Tarık Akan (Oyuncu): Amacı iktidarla bağını güçlendirmek

Yılmaz Erdoğan’ın düşüncelerinin hiçbirine katılmıyorum. Tamamen yersiz bir açıklama, bunun böyle olmadığını herkes biliyor. Bence kendisi iktidarla olan ekonomik bağını geliştirip güçlendirmek için bu konuşmaları yapıyor.

Tunca Arslan (Sinema Yazarları Derneği Başkanı): Kafası karışık

Devrimlerin sanata darbe vurduğunu söylemek, en hafif deyimle, tarih ve özel olarak da sanat tarihi bilmemektir. Yılmaz Erdoğan, devrim nedir, karşı-devrim nedir, önce onları öğrenmeli. “Filmlerde ezana yer verilmez” gibisinden lafları ise açıkça bugünkü iktidara şirin görünme çabası olarak değerlendiriyorum. Türk sinemasının değişik dönemlerinden en az 500 film sayabilirim ezan sesi duyulan ve cami sahnesi bulunan. Röportajını okuduğum kadarıyla Yılmaz Erdoğan’ın kafası karman çorman, kavramları birbirine karıştırmış durumda.

Ümit Ünal (Senarist-Yönetmen): 30 yıl önce söylenmesi gereken sözler

Yılmaz Erdoğan, bu sözleri steril bir kültürel iklimde yaşadığımız 25-30 yıl önce dile getirseydi çok doğru bulabilirdim. Yer yer doğru ama hayli gecikmiş tespitler yapıyor. Bugün ülkemizin yaşadığı kültürel kopuşu dert edinen ve işlerinde yansıtmaya çalışan çok sayıda sinemacı var.

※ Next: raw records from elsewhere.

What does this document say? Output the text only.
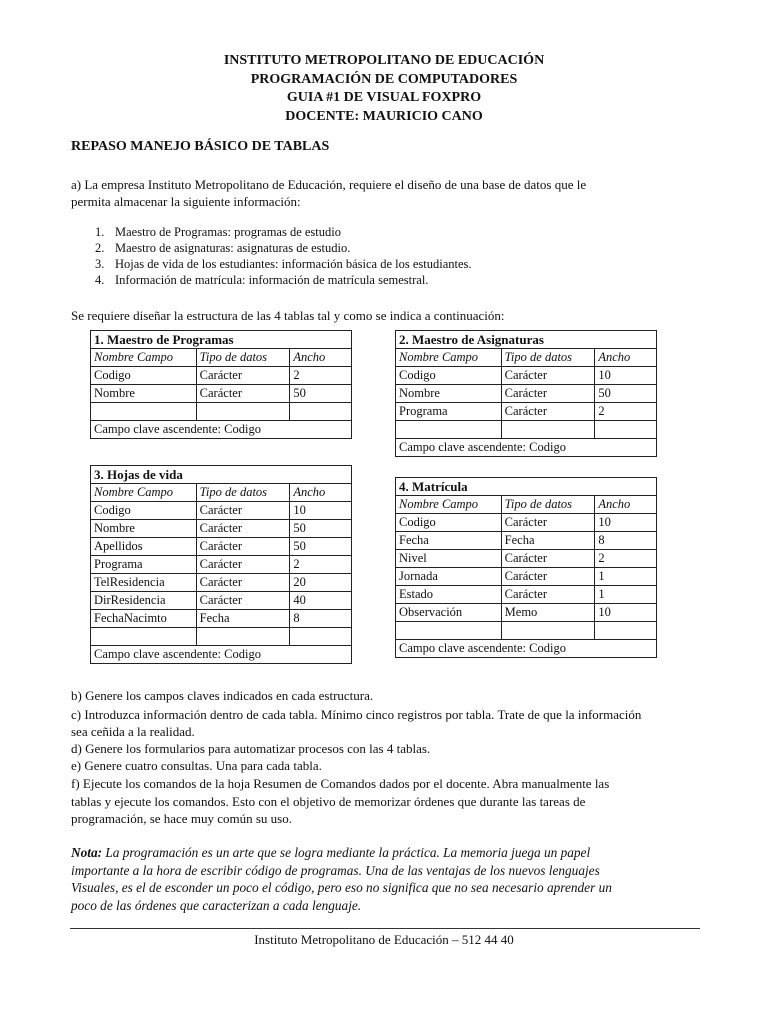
INSTITUTO METROPOLITANO DE EDUCACIÓN
PROGRAMACIÓN DE COMPUTADORES
GUIA #1 DE VISUAL FOXPRO
DOCENTE: MAURICIO CANO
REPASO MANEJO BÁSICO DE TABLAS
a) La empresa Instituto Metropolitano de Educación, requiere el diseño de una base de datos que le
permita almacenar la siguiente información:
1. Maestro de Programas: programas de estudio
2. Maestro de asignaturas: asignaturas de estudio.
3. Hojas de vida de los estudiantes: información básica de los estudiantes.
4. Información de matrícula: información de matrícula semestral.
Se requiere diseñar la estructura de las 4 tablas tal y como se indica a continuación:
1. Maestro de Programas		
Nombre Campo	Tipo de datos	Ancho
Codigo	Carácter	2
Nombre	Carácter	50

Campo clave ascendente: Codigo		
2. Maestro de Asignaturas		
Nombre Campo	Tipo de datos	Ancho
Codigo	Carácter	10
Nombre	Carácter	50
Programa	Carácter	2

Campo clave ascendente: Codigo		
3. Hojas de vida		
Nombre Campo	Tipo de datos	Ancho
Codigo	Carácter	10
Nombre	Carácter	50
Apellidos	Carácter	50
Programa	Carácter	2
TelResidencia	Carácter	20
DirResidencia	Carácter	40
FechaNacimto	Fecha	8

Campo clave ascendente: Codigo		
4. Matrícula		
Nombre Campo	Tipo de datos	Ancho
Codigo	Carácter	10
Fecha	Fecha	8
Nivel	Carácter	2
Jornada	Carácter	1
Estado	Carácter	1
Observación	Memo	10

Campo clave ascendente: Codigo		
b) Genere los campos claves indicados en cada estructura.
c) Introduzca información dentro de cada tabla. Mínimo cinco registros por tabla. Trate de que la información
sea ceñida a la realidad.
d) Genere los formularios para automatizar procesos con las 4 tablas.
e) Genere cuatro consultas. Una para cada tabla.
f) Ejecute los comandos de la hoja Resumen de Comandos dados por el docente. Abra manualmente las
tablas y ejecute los comandos. Esto con el objetivo de memorizar órdenes que durante las tareas de
programación, se hace muy común su uso.
Nota: La programación es un arte que se logra mediante la práctica. La memoria juega un papel
importante a la hora de escribir código de programas. Una de las ventajas de los nuevos lenguajes
Visuales, es el de esconder un poco el código, pero eso no significa que no sea necesario aprender un
poco de las órdenes que caracterizan a cada lenguaje.
Instituto Metropolitano de Educación – 512 44 40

Dine, din adamlarına önyargıyla yaklaşmayan, ezan ya da dini öğeler barındıran çok sayıda film var. İlk aklıma gelenler ‘Beş Vakit’, ‘Polis’, ‘Takva’, ‘Uzak İhtimal’... Kendi çektiğim, yazdığım birçok filmde de ezan sesine yer verdim. Kastettiği sadece popüler sinema ya da TV dizileri ise bilemem.

Twitter’dan cevap verdi

KIZGINLIĞIN HİÇBİR TÜRÜ SÜKUNET GETİRMEZ

Yılmaz Erdoğan, sözlerinden dolayı kendisini eleştirenlere Twitter’dan yanıt verdi: “Barıştırmak için söylenen küstürmek için kullanılmaz. Manşetlerle meramı sertleştirmek iyi niyetlilik olmaz. Beş sayfalık röportajın üç cümlesiyle kanaat geliştirilmez. Kızgınlığın hiçbir türü sükunet getirmez. Düşünce özgürlüğü uygulanır, sadece
talep edilmez.”

NE DEMİŞTİ?

Aylık Sinema Dergisi Film Arası’na konuşan ünlü oyuncu ve yönetmen Yılmaz Erdoğan, çarpıcı açıklamalarda bulundu. Sinemasından şiir anlayışına, güncel konulardan Türkiye’deki sanat algısına kadar birçok konuda görüşlerini paylaşan Yılmaz Erdoğan, toplum mühendisliğinin toplumsal değerlere büyük zarar verdiğini söyledi. Geçmişte yapılan devrimlerin en büyük darbeyi sanata vurduğunu belirten Erdoğan, ‘Batıcı kafayla Divan Şiirini madara ettiler’ dedi. Mizah için ‘Tehlikeli iştir; kellen gider’ diyen Erdoğan, ‘bizde günde beş kez ezan okunur ama filmlerde ezana yer verilmez’ eleştirisinde bulundu. İşte Yılmaz Erdoğan röportajından bazı başlıklar:

GELENEKLE BAĞI KOPARMAK ASIL DARBEYİ SANATA VURDU

“İran sinemasının kimlik oluşturduğu ve bizim bunu başaramadığımız doğru. Ama bizde olan bazı gelişmeler sebebiyle maalesef böyle oldu. Onlar bir tarihte toplanıp sözlüklerinin tamamını değiştirmediler. Kelimelerinin hepsini değiştirip herkesin kendini yabancı hissettiği bir alanda yeniden kendilerini tanımlamadılar. Dolayısıyla o geleneksel bağ kopmadı. Özellikle de şiirle olan bağları kopmadı; kaldı ki biz aynı havuzdan besleniyorduk, biz aynı insandık aslında. Bence bir garip, belli ölçülerde anlaşılır belli ölçülerde anlamlı yönleri de olan ama biraz bağnaz bir batıcılık kafası, halkın önüne sunulan yeni bir şeyler uğruna eskiyi tamamen çıkarmak, bir ağacın meyvesinin kökleriyle olan bağını kesmesi anlamına geldi ki aslında en çok darbeyi de sanat yedi bu yüzden.”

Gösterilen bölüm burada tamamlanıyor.